Wednesday, 16 October 2013

60 Seconds with David Sedaris

Photography by Anje Kirsch
David Sedaris is the author of Barrel Fever and Holidays on Ice, as well as collections of personal essays, Naked, Me Talk Pretty One Day, Dress Your Family in Corduroy and Denim, and When You Are Engulfed in Flames, each of which became a bestseller. Seven million copies of his books are in print, translated into 25 languages. He was the editor of Children Playing Before a Statue of Hercules: An Anthology of Outstanding Stories. Sedaris’s pieces appear regularly in The New Yorker and in “The Best American Essays.” A collection of fables entitled Squirrel Seeks Chipmunk: A Modest Bestiary (with illustrations by Ian Falconer) was published in September 2010 immediately hit the NYT Bestseller Fiction List. His latest book is entitled Let’s Explore Diabetes with Owls, published 2013. 

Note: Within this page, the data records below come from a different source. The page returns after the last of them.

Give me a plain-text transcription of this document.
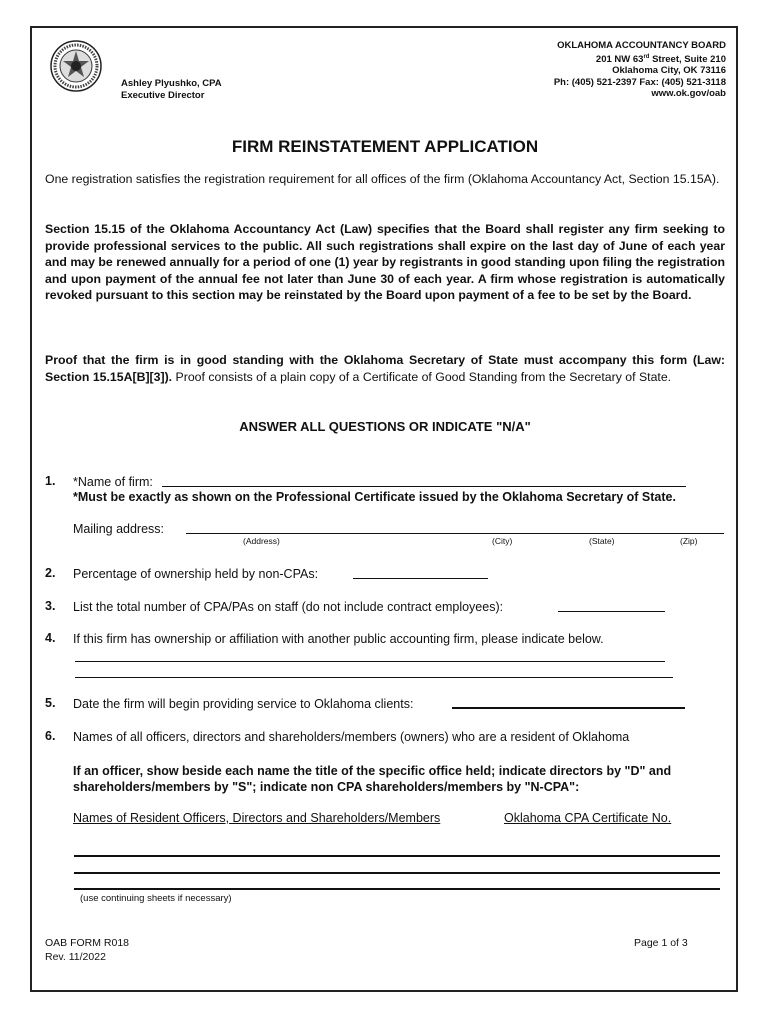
Ashley Plyushko, CPA
Executive Director
OKLAHOMA ACCOUNTANCY BOARD
201 NW 63rd Street, Suite 210
Oklahoma City, OK 73116
Ph: (405) 521-2397 Fax: (405) 521-3118
www.ok.gov/oab
FIRM REINSTATEMENT APPLICATION
One registration satisfies the registration requirement for all offices of the firm (Oklahoma Accountancy Act, Section 15.15A).
Section 15.15 of the Oklahoma Accountancy Act (Law) specifies that the Board shall register any firm seeking to provide professional services to the public. All such registrations shall expire on the last day of June of each year and may be renewed annually for a period of one (1) year by registrants in good standing upon filing the registration and upon payment of the annual fee not later than June 30 of each year. A firm whose registration is automatically revoked pursuant to this section may be reinstated by the Board upon payment of a fee to be set by the Board.
Proof that the firm is in good standing with the Oklahoma Secretary of State must accompany this form (Law: Section 15.15A[B][3]). Proof consists of a plain copy of a Certificate of Good Standing from the Secretary of State.
ANSWER ALL QUESTIONS OR INDICATE "N/A"
1. *Name of firm:
*Must be exactly as shown on the Professional Certificate issued by the Oklahoma Secretary of State.
Mailing address:
(Address)	(City)	(State)	(Zip)
2. Percentage of ownership held by non-CPAs:
3. List the total number of CPA/PAs on staff (do not include contract employees):
4. If this firm has ownership or affiliation with another public accounting firm, please indicate below.
5. Date the firm will begin providing service to Oklahoma clients:
6. Names of all officers, directors and shareholders/members (owners) who are a resident of Oklahoma
If an officer, show beside each name the title of the specific office held; indicate directors by "D" and shareholders/members by "S"; indicate non CPA shareholders/members by "N-CPA":
Names of Resident Officers, Directors and Shareholders/Members	Oklahoma CPA Certificate No.
(use continuing sheets if necessary)
OAB FORM R018
Rev. 11/2022
Page 1 of 3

He travels extensively though Europe and the United States on lecture tours and lives in West Sussex with his partner, Hugh. 

One September afternoon, David came to Switzerland to read, sign and meet 400 of his fans. A sellout event. I met David beforehand for an interview and managed to cock up my recording device. A blessing in disguise. I am a massive Sedaris fan ... so here are the words. Just the words. All snorts, howls and fangirl gushing mercifully deleted. - JJ Marsh

Where do you write?

I have an office. Well, more than one. But my favourite is at home in West Sussex. It’s a separate building, one up, one down and it used to be a butcher’s shop, but we converted it. You know The Observer does that feature on writers’ rooms and they’re all chaotic, artistic and messy? Mine’s really neat and clean. When I get stuck for a word, I dust. My room is more Barbara Cartland than Ian McEwan.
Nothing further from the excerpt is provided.